(291c) The E. coli Proteome and Metallome Under Oxidative Stress

How tolerant a cell is to oxidative stress is a function of many complex and interacting mechanisms. We reconstructed a multiscale constraint-based model (stressME) of metabolic, proteome, and metallome responses to oxidative stress in Escherichia coli. Oxidative stress induced a global metabolic shift from respiration toward respiro-fermentation.
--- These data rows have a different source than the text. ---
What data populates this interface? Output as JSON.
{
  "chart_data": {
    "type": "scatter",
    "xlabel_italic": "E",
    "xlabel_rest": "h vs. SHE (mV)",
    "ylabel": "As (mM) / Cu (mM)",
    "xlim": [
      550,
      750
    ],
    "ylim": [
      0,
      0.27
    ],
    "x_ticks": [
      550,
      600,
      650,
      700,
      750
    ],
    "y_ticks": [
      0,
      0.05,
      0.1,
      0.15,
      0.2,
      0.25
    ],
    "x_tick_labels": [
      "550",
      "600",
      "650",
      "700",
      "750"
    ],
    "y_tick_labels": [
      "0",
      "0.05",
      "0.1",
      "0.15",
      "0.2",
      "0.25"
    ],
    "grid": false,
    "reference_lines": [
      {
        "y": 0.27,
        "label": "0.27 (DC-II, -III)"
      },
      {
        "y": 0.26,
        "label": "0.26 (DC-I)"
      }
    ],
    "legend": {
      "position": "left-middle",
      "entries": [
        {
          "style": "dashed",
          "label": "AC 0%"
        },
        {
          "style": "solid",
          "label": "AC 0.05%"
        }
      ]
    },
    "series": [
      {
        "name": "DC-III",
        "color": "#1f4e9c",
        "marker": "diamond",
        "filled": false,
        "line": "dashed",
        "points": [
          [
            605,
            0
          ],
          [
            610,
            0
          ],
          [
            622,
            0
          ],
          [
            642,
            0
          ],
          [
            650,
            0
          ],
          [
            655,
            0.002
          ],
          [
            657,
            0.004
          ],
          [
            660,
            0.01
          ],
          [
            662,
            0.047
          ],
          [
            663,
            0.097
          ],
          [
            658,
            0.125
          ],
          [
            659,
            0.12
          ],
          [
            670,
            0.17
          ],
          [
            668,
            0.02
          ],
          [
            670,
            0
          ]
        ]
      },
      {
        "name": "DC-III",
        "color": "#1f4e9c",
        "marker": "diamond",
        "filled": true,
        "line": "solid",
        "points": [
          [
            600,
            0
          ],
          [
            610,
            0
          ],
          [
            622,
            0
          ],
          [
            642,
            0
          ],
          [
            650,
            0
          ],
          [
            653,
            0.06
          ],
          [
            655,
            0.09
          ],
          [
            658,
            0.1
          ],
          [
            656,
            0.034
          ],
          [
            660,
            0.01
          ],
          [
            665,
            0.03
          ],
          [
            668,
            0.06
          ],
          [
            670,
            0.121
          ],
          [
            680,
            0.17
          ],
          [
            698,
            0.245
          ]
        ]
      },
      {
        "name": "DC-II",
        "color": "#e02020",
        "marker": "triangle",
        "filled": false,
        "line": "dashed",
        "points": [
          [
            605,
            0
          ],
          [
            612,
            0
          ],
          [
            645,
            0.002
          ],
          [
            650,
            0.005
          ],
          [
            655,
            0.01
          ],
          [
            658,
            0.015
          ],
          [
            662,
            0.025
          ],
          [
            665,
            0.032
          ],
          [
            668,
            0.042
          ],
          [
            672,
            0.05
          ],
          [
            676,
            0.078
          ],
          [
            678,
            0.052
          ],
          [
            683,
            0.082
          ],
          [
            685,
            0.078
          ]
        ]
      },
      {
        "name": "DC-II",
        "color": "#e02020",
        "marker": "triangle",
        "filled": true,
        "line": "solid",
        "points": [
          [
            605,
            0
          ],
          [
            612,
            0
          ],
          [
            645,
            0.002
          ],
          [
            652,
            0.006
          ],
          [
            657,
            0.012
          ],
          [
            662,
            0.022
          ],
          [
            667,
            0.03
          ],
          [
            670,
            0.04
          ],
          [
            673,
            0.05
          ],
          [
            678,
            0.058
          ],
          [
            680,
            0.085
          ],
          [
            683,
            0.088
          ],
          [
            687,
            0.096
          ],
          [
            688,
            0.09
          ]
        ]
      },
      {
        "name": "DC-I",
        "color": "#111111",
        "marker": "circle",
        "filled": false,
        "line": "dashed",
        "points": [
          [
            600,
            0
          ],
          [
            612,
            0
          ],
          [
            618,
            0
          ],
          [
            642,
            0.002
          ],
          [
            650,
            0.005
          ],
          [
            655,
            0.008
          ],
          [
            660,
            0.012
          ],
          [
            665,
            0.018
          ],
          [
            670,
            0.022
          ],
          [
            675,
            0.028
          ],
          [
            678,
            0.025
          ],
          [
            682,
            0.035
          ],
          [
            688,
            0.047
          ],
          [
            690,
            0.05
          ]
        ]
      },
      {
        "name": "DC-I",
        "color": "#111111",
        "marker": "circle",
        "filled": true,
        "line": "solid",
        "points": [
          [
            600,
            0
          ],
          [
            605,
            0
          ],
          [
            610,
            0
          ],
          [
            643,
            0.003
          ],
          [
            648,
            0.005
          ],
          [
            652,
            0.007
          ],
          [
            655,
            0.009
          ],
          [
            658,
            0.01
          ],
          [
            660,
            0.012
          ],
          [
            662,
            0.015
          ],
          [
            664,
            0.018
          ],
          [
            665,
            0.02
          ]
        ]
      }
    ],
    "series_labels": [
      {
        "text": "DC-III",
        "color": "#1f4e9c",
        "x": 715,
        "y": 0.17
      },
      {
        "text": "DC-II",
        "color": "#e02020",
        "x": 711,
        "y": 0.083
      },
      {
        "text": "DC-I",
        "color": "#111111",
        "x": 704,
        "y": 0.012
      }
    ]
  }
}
The global shifts were mediated by the sigma factor RpoS, which was correctly predicted to be up-regulated. Oxidative stress decreased the overall translational efficiency due to the mismetallation of peptide deformylase (Def). The model predicted a compensatory up-regulation of Def, which was confirmed by RNA-Seq. Oxidative stress damaged iron-sulfur clusters in enzymes catalyzing amino acid biosynthesis. Auxotrophies were correctly predicted for aromatic, branched-chain, and sulfur-containing amino acids under oxidative stress. We further identified 32 stress-associated genes, which were more conserved across bacteria and archaea. We then simulated macrophage-mediated killing of E. coli through the interaction of Zn(II) overloading and reactive oxygen species (ROS). We found that the combination of ROS and a constraint on translational efficiency sensitized E. coli to Zn(II) overloading. We expect stressME to be useful for investigating the interplay between reactive oxygen species, metal homeostasis, and cell physiology in the context of disease and metabolic engineering.